The U.S. Department of Education’s misrepresentation regulations, which are slated to go into effect on July 1, 2011, create a significant risk when it comes to performance-based (CPL) Internet marketing. The rules bring a whole new meaning to what constitutes misrepresentation. Specifically these amendments will:
- Expand the scope of misrepresentation to include “any statement that has the likelihood or tendency to deceive or confuse” and “any communication made in writing, visually, orally, or through other means.
- Extend institutional liability for misrepresentation to acts by a “representative” of the college or university, and by parties under an agreement with the college or university “to provide educational programs, marketing, advertising, recruiting, or admissions services.
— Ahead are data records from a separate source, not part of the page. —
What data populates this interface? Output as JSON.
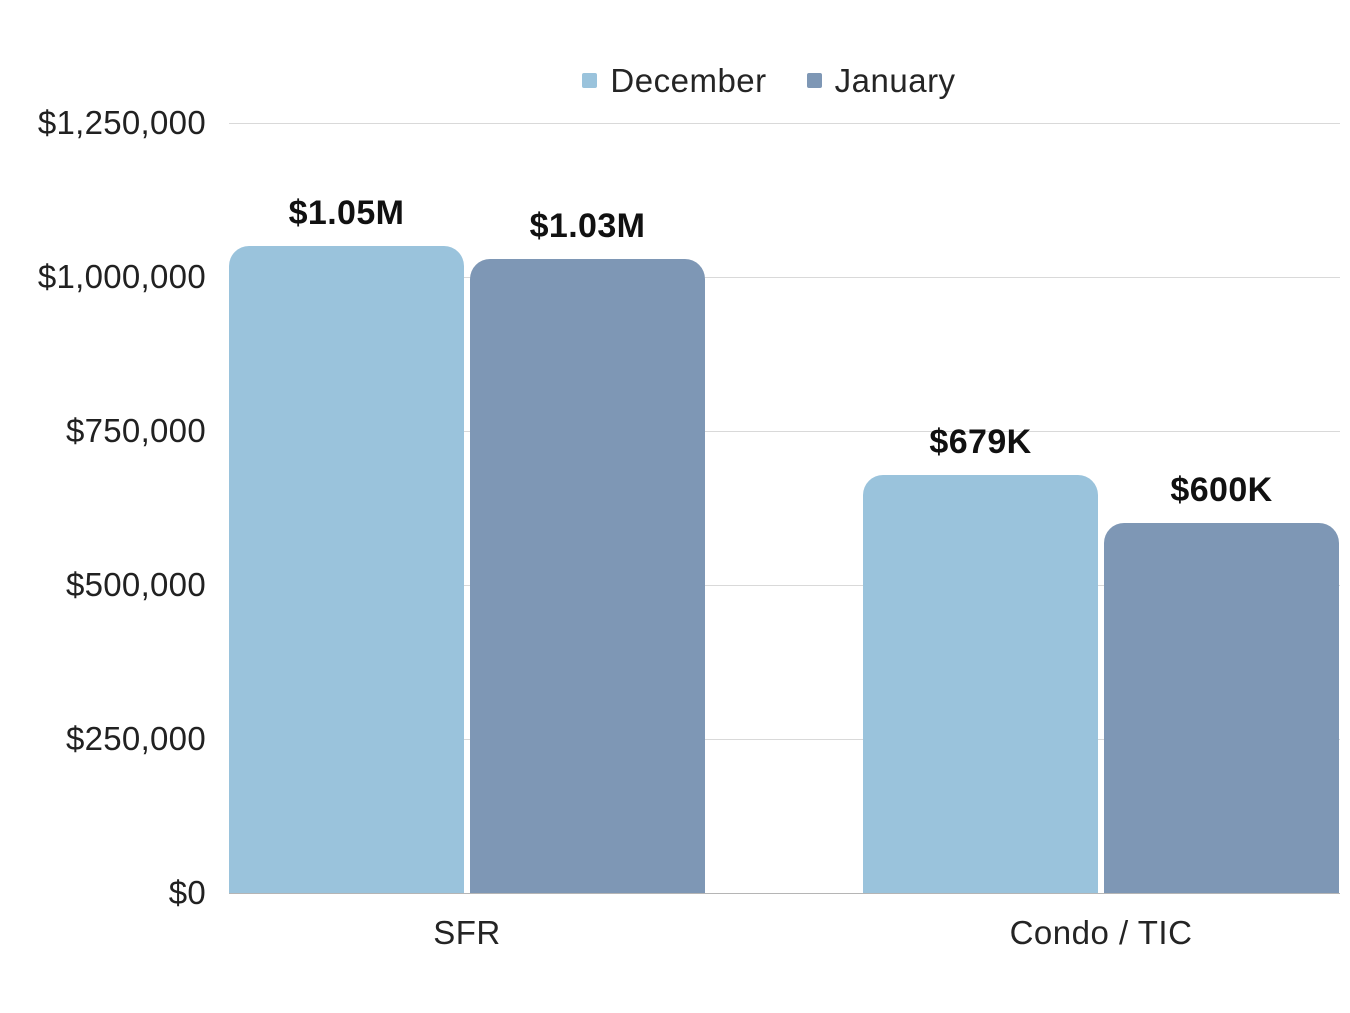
{
  "chart_data": {
    "type": "bar",
    "title": "",
    "xlabel": "",
    "ylabel": "",
    "categories": [
      "SFR",
      "Condo / TIC"
    ],
    "series": [
      {
        "name": "December",
        "color": "#9AC3DC",
        "values": [
          1050000,
          679000
        ],
        "data_labels": [
          "$1.05M",
          "$679K"
        ]
      },
      {
        "name": "January",
        "color": "#7E97B5",
        "values": [
          1030000,
          600000
        ],
        "data_labels": [
          "$1.03M",
          "$600K"
        ]
      }
    ],
    "ylim": [
      0,
      1250000
    ],
    "yticks": [
      1250000,
      1000000,
      750000,
      500000,
      250000,
      0
    ],
    "ytick_labels": [
      "$1,250,000",
      "$1,000,000",
      "$750,000",
      "$500,000",
      "$250,000",
      "$0"
    ],
    "grid": true,
    "legend_position": "top"
  },
  "colors": {
    "background": "#FFFFFF",
    "december_bar": "#9AC3DC",
    "january_bar": "#7E97B5",
    "gridline": "#D9D9D9",
    "zero_line": "#B5B5B5",
    "axis_text": "#212121",
    "data_label_text": "#111111"
  }
}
- Expand the list to whom misrepresentation can be made to include “any member of the public.”
- Expand the list of defined misrepresentation within the four existing categories of: 1) description of educational programs, 2) financial charges, 3) employability of graduates, and 4) relationship with the Department of Education.
- Increase the sanctions available to the Department to include limitation or revocation of Title IV eligibility or denial of applications for new Title IV eligibility
The new rules present a number of ways to unintentionally misrepresent. Now more than ever schools need to be particularly mindful to review and control the messaging they, and their partners, distribute to prospective students through all channels. The bottom line is that colleges need deeper visibility into their leads and greater control of the process.